Extrahiert YAML-Frontmatter und Markdown-Inhalt
Args:
markdown_content: Vollständiger Markdown-Text
Returns:
Tuple von (frontmatter_dict, markdown_body)
"""
# Regex für YAML-Frontmatter (zwischen --- Markern)
frontmatter_pattern = r'^---\s*\n(.*?)\n---\s*\n(.*)$'
match = re.match(frontmatter_pattern, markdown_content, re.DOTALL)
if not match:
# Kein Frontmatter gefunden
return None, markdown_content
frontmatter_text = match.group(1)
markdown_body = match.group(2)
# YAML parsen
try:
frontmatter_data = yaml.safe_load(frontmatter_text)
return frontmatter_data, markdown_body
except yaml.YAMLError as e:
print(f"Warnung: Fehler beim Parsen des YAML-Frontmatters: {e}")
return None, markdown_content
def extract_wordpress_metadata(frontmatter: Dict[str, Any],
default_author: str = "admin") -> Dict[str, Any]:
"""
Extrahiert WordPress-relevante Metadaten aus Frontmatter
Args:
frontmatter: Geparste Frontmatter-Daten
default_author: Fallback-Autor
Returns:
Dictionary mit WordPress-Metadaten
"""
metadata = {}
# Titel extrahieren (verschiedene Felder möglich)
# Priorität: title > name > (aus commonMetadata)
if 'title' in frontmatter:
metadata['title'] = frontmatter['title']
elif 'name' in frontmatter:
metadata['title'] = frontmatter['name']
elif isinstance(frontmatter.get('#commonMetadata'), dict):
common = frontmatter['#commonMetadata']
metadata['title'] = common.get('name', '')
# Beschreibung/Excerpt extrahieren
# Priorität: summary > description > (aus commonMetadata)
if 'summary' in frontmatter:
metadata['excerpt'] = frontmatter['summary']
elif 'description' in frontmatter:
metadata['excerpt'] = frontmatter['description']
elif isinstance(frontmatter.get('#commonMetadata'), dict):
common = frontmatter['#commonMetadata']
metadata['excerpt'] = common.get('description', '')
# Bild extrahieren
# Priorität: image > cover.image > (aus commonMetadata)

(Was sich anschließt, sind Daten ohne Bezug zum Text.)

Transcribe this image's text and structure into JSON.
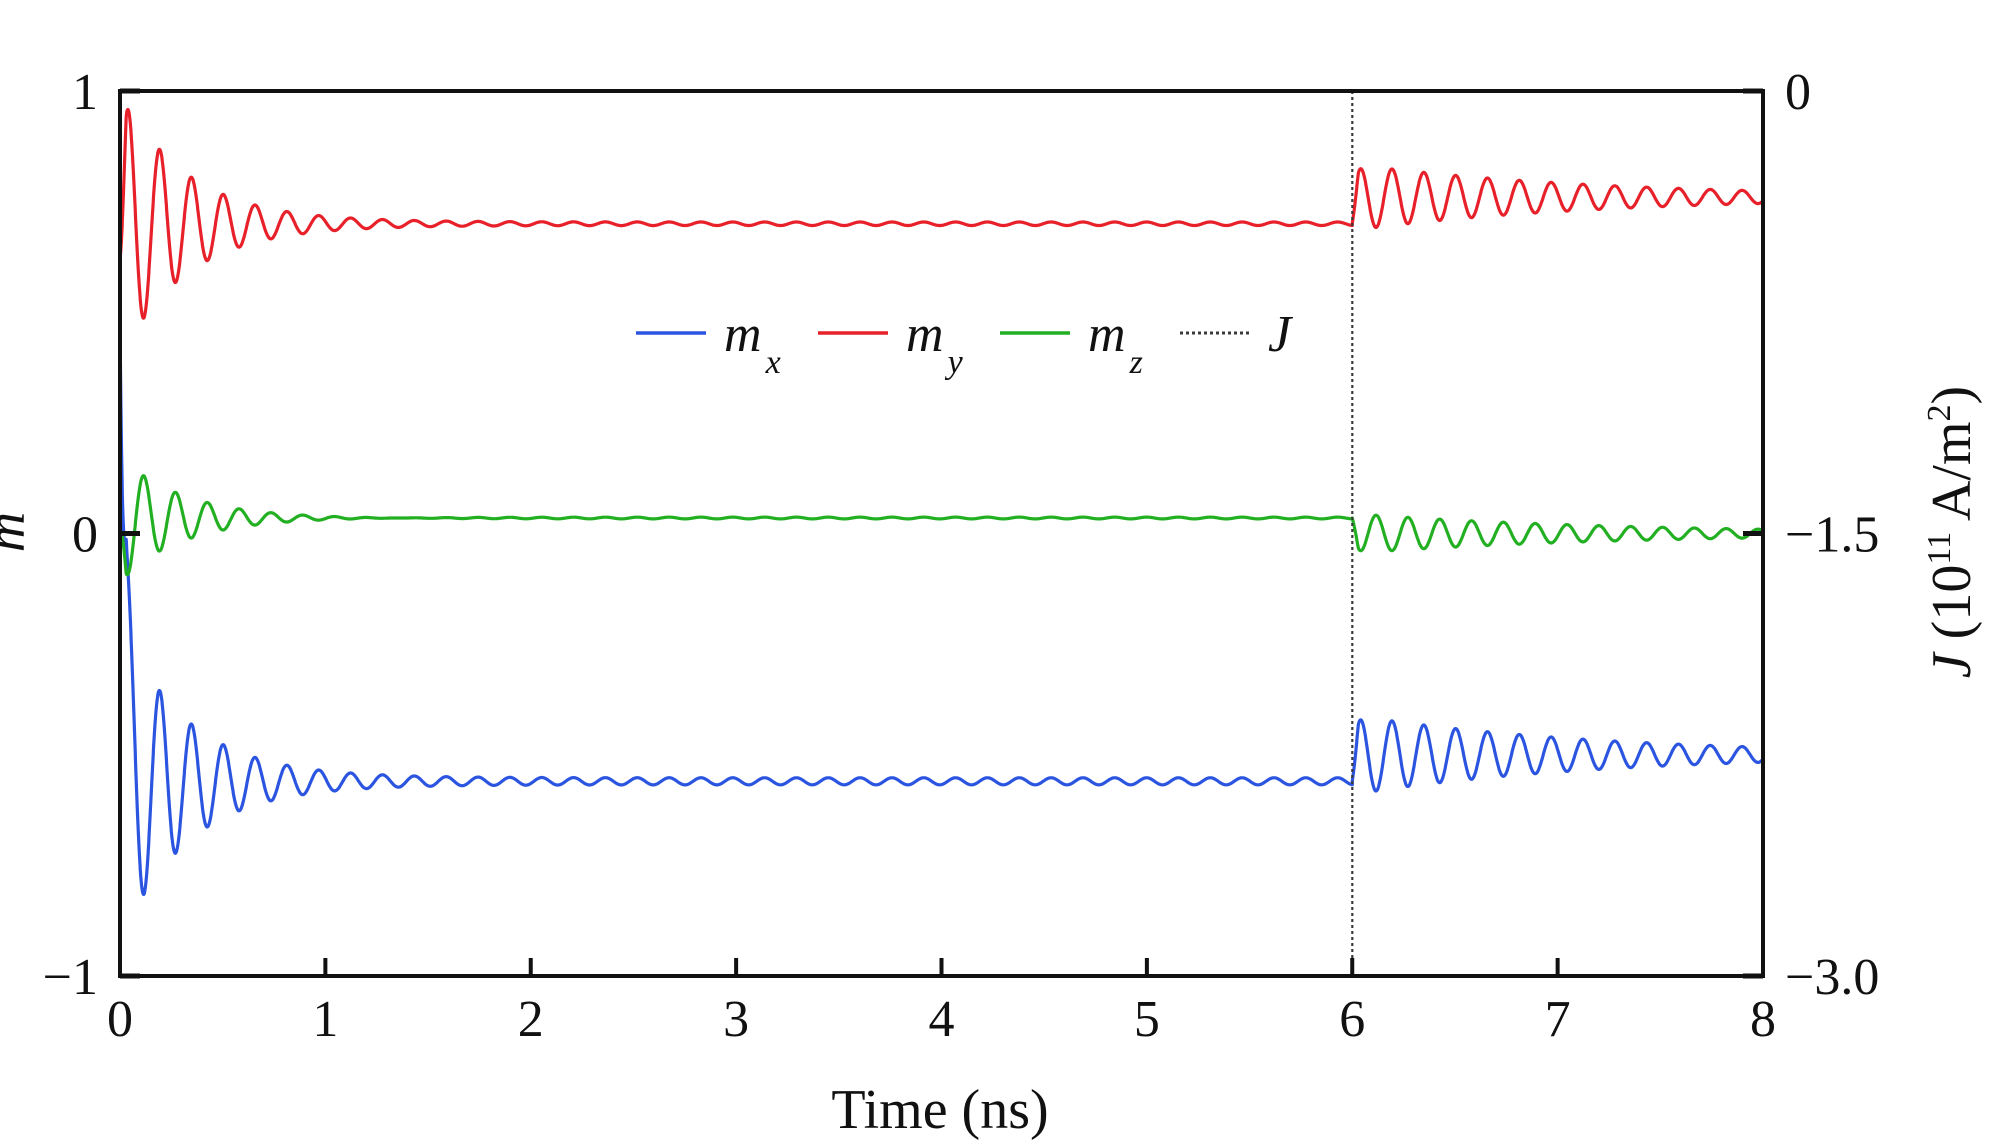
{
  "chart_data": {
    "type": "line",
    "xlabel": "Time (ns)",
    "ylabel_left": "m",
    "ylabel_right": {
      "symbol": "J",
      "prefix": " (10",
      "exponent": "11",
      "unit": " A/m",
      "unit_exponent": "2",
      "suffix": ")"
    },
    "xlim": [
      0,
      8
    ],
    "ylim_left": [
      -1,
      1
    ],
    "ylim_right": [
      -3.0,
      0
    ],
    "x_ticks": [
      "0",
      "1",
      "2",
      "3",
      "4",
      "5",
      "6",
      "7",
      "8"
    ],
    "y_left_ticks": [
      "1",
      "0",
      "−1"
    ],
    "y_right_ticks": [
      "0",
      "−1.5",
      "−3.0"
    ],
    "grid": false,
    "legend_position": "top-center",
    "series": [
      {
        "name": "m",
        "subscript": "x",
        "color": "#2b55e0",
        "segments": [
          {
            "t0": 0.0,
            "t1": 6.0,
            "initial": 0.48,
            "steady": -0.56,
            "amp": 0.36,
            "period": 0.155,
            "decay": 0.32,
            "residual": 0.008
          },
          {
            "t0": 6.0,
            "t1": 8.0,
            "initial": -0.56,
            "steady": -0.5,
            "amp": 0.09,
            "period": 0.155,
            "decay": 1.2,
            "residual": 0.0
          }
        ]
      },
      {
        "name": "m",
        "subscript": "y",
        "color": "#e8202a",
        "segments": [
          {
            "t0": 0.0,
            "t1": 6.0,
            "initial": 0.62,
            "steady": 0.7,
            "amp": 0.3,
            "period": 0.155,
            "decay": 0.32,
            "residual": 0.004
          },
          {
            "t0": 6.0,
            "t1": 8.0,
            "initial": 0.7,
            "steady": 0.76,
            "amp": 0.075,
            "period": 0.155,
            "decay": 1.2,
            "residual": 0.0
          }
        ]
      },
      {
        "name": "m",
        "subscript": "z",
        "color": "#22b022",
        "segments": [
          {
            "t0": 0.0,
            "t1": 6.0,
            "initial": 0.0,
            "steady": 0.035,
            "amp": -0.14,
            "period": 0.155,
            "decay": 0.32,
            "residual": 0.002
          },
          {
            "t0": 6.0,
            "t1": 8.0,
            "initial": 0.035,
            "steady": 0.0,
            "amp": -0.045,
            "period": 0.155,
            "decay": 1.3,
            "residual": 0.0
          }
        ]
      },
      {
        "name": "J",
        "subscript": "",
        "color": "#3a3a3a",
        "dashed": true,
        "points": [
          [
            6.0,
            0.0
          ],
          [
            6.0,
            -3.0
          ]
        ]
      }
    ]
  }
}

if 'image' in frontmatter:
metadata['featured_image'] = frontmatter['image']
elif isinstance(frontmatter.get('cover'), dict):
cover_image = frontmatter['cover'].get('image', '')
if cover_image:
metadata['featured_image'] = cover_image
elif isinstance(frontmatter.get('#commonMetadata'), dict):
common = frontmatter['#commonMetadata']
if 'image' in common:
metadata['featured_image'] = common['image']
# Tags extrahieren
if 'tags' in frontmatter:
tags = frontmatter['tags']
if isinstance(tags, list):
metadata['tags'] = tags
elif isinstance(tags, str):
metadata['tags'] = [t.strip() for t in tags.split(',')]
# Kategorien extrahieren (falls vorhanden)

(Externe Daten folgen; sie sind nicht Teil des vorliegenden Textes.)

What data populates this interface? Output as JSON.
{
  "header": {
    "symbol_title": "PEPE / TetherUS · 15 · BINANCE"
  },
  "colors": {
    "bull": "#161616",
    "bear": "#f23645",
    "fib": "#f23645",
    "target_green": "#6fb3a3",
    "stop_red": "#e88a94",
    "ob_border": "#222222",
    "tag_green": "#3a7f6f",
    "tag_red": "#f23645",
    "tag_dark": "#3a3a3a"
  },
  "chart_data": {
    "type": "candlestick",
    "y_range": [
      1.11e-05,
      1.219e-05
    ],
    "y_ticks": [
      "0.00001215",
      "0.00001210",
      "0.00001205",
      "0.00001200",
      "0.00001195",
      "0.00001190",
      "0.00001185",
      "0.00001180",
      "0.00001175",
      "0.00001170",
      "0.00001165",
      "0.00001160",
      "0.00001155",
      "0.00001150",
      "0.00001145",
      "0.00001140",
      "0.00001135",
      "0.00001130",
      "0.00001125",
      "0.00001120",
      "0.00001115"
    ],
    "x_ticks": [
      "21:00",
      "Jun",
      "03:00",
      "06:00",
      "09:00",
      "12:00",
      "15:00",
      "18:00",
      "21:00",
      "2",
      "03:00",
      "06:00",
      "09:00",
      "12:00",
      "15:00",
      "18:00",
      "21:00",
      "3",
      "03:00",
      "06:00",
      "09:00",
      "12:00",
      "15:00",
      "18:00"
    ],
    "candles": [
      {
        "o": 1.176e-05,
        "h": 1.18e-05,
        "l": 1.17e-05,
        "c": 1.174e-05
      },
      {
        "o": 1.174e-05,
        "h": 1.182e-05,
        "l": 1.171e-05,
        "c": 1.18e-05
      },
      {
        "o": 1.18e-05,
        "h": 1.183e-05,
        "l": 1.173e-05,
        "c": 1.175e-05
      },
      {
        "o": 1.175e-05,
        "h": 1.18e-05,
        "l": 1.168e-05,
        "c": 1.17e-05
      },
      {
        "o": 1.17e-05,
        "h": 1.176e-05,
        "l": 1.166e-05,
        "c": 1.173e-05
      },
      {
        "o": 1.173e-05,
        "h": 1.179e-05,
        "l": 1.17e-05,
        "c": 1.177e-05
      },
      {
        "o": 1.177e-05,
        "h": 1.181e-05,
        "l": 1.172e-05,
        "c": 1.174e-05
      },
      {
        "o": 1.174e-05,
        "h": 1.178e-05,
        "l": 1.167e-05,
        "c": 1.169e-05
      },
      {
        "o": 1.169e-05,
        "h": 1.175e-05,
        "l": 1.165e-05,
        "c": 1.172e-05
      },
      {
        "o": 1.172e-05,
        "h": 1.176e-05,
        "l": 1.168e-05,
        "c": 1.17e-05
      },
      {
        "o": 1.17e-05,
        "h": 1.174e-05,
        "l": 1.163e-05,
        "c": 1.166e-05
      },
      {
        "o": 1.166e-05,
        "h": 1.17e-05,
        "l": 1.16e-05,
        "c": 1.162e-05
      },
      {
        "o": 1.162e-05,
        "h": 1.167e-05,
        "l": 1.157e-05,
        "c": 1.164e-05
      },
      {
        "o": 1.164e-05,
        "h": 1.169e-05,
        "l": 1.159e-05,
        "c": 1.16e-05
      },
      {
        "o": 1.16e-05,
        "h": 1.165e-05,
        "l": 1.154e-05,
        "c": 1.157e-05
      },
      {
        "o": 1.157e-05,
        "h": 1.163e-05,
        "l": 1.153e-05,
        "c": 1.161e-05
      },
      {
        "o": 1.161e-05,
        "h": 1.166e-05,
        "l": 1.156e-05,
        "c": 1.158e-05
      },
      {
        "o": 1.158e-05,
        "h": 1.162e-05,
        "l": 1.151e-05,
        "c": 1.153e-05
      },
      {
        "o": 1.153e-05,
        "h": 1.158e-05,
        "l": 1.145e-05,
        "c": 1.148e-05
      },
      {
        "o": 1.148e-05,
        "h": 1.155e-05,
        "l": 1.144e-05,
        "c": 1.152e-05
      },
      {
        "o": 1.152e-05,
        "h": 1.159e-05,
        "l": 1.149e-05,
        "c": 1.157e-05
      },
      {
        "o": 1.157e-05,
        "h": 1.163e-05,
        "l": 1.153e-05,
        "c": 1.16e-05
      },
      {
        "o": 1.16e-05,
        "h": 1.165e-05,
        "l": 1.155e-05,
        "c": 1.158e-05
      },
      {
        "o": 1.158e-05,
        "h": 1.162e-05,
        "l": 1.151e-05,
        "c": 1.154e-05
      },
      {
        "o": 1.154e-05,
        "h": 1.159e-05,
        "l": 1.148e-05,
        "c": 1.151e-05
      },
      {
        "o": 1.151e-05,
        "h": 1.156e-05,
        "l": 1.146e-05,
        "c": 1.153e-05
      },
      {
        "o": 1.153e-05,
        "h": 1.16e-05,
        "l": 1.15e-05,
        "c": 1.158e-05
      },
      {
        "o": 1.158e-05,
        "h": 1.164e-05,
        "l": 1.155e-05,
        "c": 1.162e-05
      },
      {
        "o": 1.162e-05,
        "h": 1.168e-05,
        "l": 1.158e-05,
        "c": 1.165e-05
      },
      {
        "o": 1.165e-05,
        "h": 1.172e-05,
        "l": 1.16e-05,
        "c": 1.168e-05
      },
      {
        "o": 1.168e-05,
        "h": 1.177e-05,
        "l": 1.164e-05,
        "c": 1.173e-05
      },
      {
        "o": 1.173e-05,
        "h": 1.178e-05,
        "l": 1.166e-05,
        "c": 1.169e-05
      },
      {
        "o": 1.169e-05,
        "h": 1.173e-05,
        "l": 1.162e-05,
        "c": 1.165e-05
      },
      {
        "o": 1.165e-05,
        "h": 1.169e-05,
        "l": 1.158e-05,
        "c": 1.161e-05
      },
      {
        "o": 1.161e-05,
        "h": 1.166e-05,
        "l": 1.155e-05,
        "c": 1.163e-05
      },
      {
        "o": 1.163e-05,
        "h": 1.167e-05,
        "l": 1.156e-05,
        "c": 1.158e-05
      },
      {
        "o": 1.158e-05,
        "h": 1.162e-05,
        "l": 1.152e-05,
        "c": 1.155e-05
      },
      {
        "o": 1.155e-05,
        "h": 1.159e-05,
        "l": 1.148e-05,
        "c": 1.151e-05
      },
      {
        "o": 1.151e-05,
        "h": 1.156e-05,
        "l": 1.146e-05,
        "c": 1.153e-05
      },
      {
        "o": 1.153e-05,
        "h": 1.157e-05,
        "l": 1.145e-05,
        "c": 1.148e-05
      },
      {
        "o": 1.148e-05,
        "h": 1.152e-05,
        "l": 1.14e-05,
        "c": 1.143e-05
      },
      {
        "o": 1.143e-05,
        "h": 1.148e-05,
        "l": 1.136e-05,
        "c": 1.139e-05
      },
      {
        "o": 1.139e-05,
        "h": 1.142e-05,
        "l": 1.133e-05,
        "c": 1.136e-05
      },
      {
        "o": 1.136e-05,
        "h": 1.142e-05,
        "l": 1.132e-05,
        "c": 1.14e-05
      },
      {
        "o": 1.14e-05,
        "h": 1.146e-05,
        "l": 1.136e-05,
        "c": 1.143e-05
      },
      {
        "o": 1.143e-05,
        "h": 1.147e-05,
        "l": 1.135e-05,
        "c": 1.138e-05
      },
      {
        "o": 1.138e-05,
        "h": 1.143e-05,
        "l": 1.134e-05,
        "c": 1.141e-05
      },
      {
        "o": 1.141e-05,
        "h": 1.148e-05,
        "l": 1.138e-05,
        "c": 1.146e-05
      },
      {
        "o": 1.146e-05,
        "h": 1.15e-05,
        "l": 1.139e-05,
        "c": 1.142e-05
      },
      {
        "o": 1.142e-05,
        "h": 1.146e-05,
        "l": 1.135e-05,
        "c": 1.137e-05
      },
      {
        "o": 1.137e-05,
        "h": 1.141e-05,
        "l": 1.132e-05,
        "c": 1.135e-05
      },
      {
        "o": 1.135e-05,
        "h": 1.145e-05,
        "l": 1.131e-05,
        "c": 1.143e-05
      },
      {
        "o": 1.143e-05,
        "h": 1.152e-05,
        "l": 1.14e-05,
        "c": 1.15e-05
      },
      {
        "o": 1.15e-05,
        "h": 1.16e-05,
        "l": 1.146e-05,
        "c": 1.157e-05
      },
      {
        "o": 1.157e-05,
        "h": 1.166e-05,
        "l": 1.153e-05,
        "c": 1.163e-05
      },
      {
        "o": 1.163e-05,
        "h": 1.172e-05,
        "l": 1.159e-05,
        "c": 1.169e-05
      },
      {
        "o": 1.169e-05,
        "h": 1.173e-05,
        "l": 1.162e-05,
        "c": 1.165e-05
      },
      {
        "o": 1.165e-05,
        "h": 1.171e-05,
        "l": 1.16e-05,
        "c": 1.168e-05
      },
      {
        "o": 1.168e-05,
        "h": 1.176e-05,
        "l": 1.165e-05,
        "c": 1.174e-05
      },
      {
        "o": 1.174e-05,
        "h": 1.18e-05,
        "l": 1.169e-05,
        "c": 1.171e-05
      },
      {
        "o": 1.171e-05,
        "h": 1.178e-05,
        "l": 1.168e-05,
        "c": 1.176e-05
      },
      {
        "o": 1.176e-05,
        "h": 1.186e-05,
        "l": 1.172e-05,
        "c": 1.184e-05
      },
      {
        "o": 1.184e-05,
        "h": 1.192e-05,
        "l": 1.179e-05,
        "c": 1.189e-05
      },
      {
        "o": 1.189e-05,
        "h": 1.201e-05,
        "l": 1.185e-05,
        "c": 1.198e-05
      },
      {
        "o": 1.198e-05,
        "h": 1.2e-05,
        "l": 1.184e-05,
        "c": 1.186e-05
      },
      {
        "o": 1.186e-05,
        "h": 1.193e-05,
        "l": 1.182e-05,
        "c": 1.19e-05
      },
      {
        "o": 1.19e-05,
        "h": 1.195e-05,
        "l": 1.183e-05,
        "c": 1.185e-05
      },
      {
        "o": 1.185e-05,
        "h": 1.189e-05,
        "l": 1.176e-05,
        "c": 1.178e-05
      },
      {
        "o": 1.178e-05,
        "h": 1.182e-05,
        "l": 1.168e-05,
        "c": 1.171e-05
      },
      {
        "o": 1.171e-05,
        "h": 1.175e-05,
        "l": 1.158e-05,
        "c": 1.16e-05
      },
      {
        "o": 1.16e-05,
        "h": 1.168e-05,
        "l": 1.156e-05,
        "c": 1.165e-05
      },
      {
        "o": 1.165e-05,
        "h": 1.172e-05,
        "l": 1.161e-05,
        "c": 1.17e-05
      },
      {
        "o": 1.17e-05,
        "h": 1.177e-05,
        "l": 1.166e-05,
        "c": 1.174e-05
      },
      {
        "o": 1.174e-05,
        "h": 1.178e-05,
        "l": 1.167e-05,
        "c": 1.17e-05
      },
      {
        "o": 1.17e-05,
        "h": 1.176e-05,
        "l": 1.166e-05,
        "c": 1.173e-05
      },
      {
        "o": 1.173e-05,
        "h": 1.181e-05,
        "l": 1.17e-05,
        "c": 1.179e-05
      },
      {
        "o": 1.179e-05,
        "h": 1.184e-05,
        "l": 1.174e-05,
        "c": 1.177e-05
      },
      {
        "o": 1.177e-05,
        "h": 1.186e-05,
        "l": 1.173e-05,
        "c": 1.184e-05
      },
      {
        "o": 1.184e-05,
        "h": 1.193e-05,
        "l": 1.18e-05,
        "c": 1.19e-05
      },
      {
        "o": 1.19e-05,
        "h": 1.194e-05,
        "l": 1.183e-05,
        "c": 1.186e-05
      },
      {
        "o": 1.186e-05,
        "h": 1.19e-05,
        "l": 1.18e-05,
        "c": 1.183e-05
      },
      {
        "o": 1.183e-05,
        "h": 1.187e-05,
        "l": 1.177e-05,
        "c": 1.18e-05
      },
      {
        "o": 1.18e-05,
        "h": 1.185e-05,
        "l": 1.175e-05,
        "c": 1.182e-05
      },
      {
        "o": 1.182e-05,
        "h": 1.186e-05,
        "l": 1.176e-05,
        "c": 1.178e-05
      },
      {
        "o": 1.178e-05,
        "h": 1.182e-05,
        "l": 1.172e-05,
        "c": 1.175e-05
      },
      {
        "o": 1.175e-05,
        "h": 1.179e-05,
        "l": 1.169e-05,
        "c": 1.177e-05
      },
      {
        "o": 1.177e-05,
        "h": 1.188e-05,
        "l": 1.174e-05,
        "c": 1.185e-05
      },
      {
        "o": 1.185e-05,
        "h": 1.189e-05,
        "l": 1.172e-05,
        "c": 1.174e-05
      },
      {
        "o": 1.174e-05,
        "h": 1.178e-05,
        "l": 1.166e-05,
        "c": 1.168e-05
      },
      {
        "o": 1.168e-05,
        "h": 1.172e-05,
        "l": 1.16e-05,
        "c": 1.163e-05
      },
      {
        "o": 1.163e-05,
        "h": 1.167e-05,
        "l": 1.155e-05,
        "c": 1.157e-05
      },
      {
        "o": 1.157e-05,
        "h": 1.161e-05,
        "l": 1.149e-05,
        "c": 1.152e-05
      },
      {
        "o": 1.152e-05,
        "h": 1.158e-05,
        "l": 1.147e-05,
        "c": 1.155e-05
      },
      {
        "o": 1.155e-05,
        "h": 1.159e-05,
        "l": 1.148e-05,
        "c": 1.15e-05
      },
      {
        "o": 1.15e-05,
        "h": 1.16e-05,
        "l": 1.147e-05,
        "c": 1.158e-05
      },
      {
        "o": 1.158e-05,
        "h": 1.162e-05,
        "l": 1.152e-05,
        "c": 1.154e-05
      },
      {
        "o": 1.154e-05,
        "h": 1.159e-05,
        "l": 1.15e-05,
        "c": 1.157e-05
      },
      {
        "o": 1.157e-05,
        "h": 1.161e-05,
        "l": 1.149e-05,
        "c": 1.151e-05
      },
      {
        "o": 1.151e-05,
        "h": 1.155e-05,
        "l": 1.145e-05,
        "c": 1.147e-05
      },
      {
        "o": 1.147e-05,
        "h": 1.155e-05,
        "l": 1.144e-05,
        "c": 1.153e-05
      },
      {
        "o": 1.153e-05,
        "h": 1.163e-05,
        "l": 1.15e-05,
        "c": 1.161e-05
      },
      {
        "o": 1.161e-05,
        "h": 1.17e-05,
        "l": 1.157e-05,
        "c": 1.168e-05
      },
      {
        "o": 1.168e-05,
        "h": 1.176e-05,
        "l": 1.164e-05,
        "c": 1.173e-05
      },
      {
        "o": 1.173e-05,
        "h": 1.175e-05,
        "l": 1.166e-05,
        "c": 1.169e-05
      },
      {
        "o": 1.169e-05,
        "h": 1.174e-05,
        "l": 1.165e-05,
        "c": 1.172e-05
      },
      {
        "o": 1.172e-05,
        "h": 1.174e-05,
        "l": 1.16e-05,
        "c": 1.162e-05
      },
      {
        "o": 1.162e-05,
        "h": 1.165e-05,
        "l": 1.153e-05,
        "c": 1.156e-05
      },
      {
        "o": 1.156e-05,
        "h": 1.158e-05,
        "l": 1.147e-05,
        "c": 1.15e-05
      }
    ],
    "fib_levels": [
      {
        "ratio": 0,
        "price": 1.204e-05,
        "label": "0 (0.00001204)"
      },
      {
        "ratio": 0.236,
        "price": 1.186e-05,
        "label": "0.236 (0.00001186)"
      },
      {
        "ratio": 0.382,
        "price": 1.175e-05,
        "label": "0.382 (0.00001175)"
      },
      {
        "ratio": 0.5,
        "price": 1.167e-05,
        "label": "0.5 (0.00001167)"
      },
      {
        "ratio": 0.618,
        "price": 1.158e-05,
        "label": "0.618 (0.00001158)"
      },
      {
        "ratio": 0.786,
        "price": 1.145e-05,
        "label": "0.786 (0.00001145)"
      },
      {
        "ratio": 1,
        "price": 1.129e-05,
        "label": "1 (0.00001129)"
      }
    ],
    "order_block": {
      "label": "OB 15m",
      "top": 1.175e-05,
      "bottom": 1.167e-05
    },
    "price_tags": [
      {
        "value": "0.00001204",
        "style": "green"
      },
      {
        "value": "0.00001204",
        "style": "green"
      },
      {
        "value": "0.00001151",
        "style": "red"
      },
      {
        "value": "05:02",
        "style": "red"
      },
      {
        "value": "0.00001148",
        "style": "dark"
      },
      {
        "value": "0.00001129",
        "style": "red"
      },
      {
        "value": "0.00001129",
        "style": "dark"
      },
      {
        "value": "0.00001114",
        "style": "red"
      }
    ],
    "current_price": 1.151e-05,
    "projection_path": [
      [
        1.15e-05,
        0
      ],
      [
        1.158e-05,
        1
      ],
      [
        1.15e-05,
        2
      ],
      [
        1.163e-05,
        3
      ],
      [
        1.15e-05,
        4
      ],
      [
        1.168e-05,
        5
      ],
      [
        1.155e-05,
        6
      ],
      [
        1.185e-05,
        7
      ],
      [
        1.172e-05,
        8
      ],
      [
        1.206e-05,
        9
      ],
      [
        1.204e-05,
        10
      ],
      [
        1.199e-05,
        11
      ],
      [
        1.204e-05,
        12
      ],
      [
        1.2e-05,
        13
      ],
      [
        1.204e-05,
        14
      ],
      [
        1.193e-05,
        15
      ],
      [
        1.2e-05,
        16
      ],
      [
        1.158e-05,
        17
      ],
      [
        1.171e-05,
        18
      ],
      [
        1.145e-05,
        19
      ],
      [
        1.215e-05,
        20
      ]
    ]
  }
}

if 'categories' in frontmatter:
categories = frontmatter['categories']
if isinstance(categories, list):
metadata['categories'] = categories
elif isinstance(categories, str):
metadata['categories'] = [c.strip() for c in categories.split(',')]
# Autor extrahieren
if 'author' in frontmatter:
author = frontmatter['author']
if isinstance(author, list) and len(author) > 0:
metadata['author'] = author[0]
elif isinstance(author, str):
metadata['author'] = author
else:
metadata['author'] = default_author
elif isinstance(frontmatter.get('#staticSiteGenerator'), dict):
static_gen = frontmatter['#staticSiteGenerator']

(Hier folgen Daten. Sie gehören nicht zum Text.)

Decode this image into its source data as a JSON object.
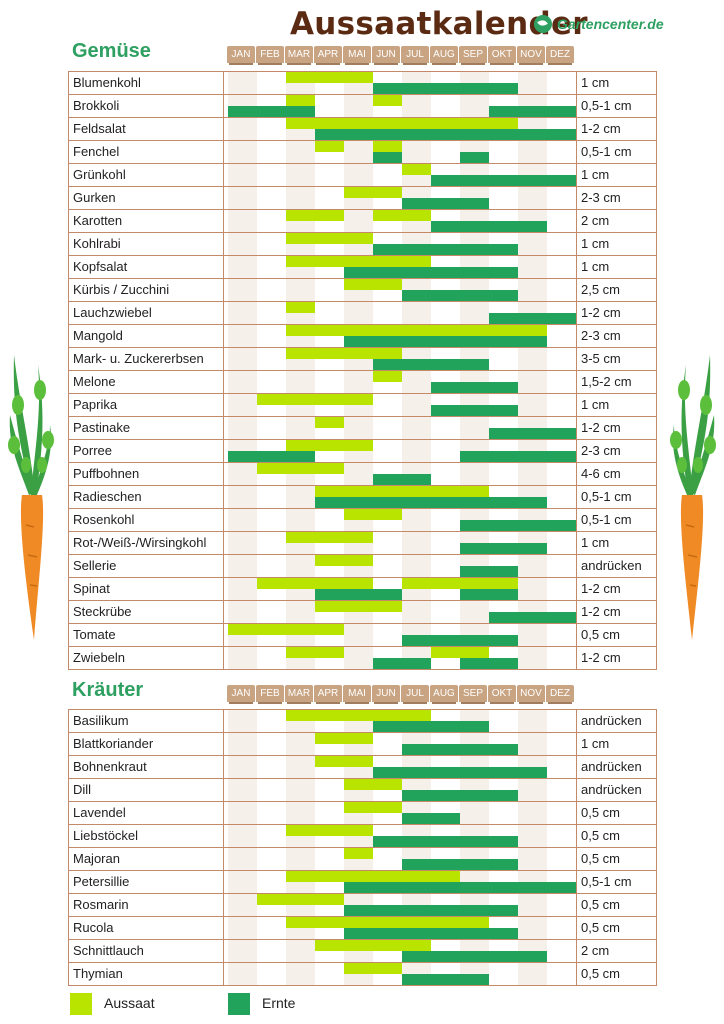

if 'author' in static_gen:
author = static_gen['author']
if isinstance(author, list) and len(author) > 0:
metadata['author'] = author[0]
elif isinstance(author, str):
metadata['author'] = author
elif isinstance(frontmatter.get('#commonMetadata'), dict):
common = frontmatter['#commonMetadata']
if 'creator' in common:
creator = common['creator']
if isinstance(creator, list) and len(creator) > 0:
first_creator = creator[0]
if isinstance(first_creator, dict):
given = first_creator.get('givenName', '')
family = first_creator.get('familyName', '')
metadata['author'] = f"{given} {family}".strip()
# Fallback für Autor
if 'author' not in metadata:
metadata['author'] = default_author
# Status extrahieren (falls vorhanden)
if 'status' in frontmatter:
metadata['status'] = frontmatter['status']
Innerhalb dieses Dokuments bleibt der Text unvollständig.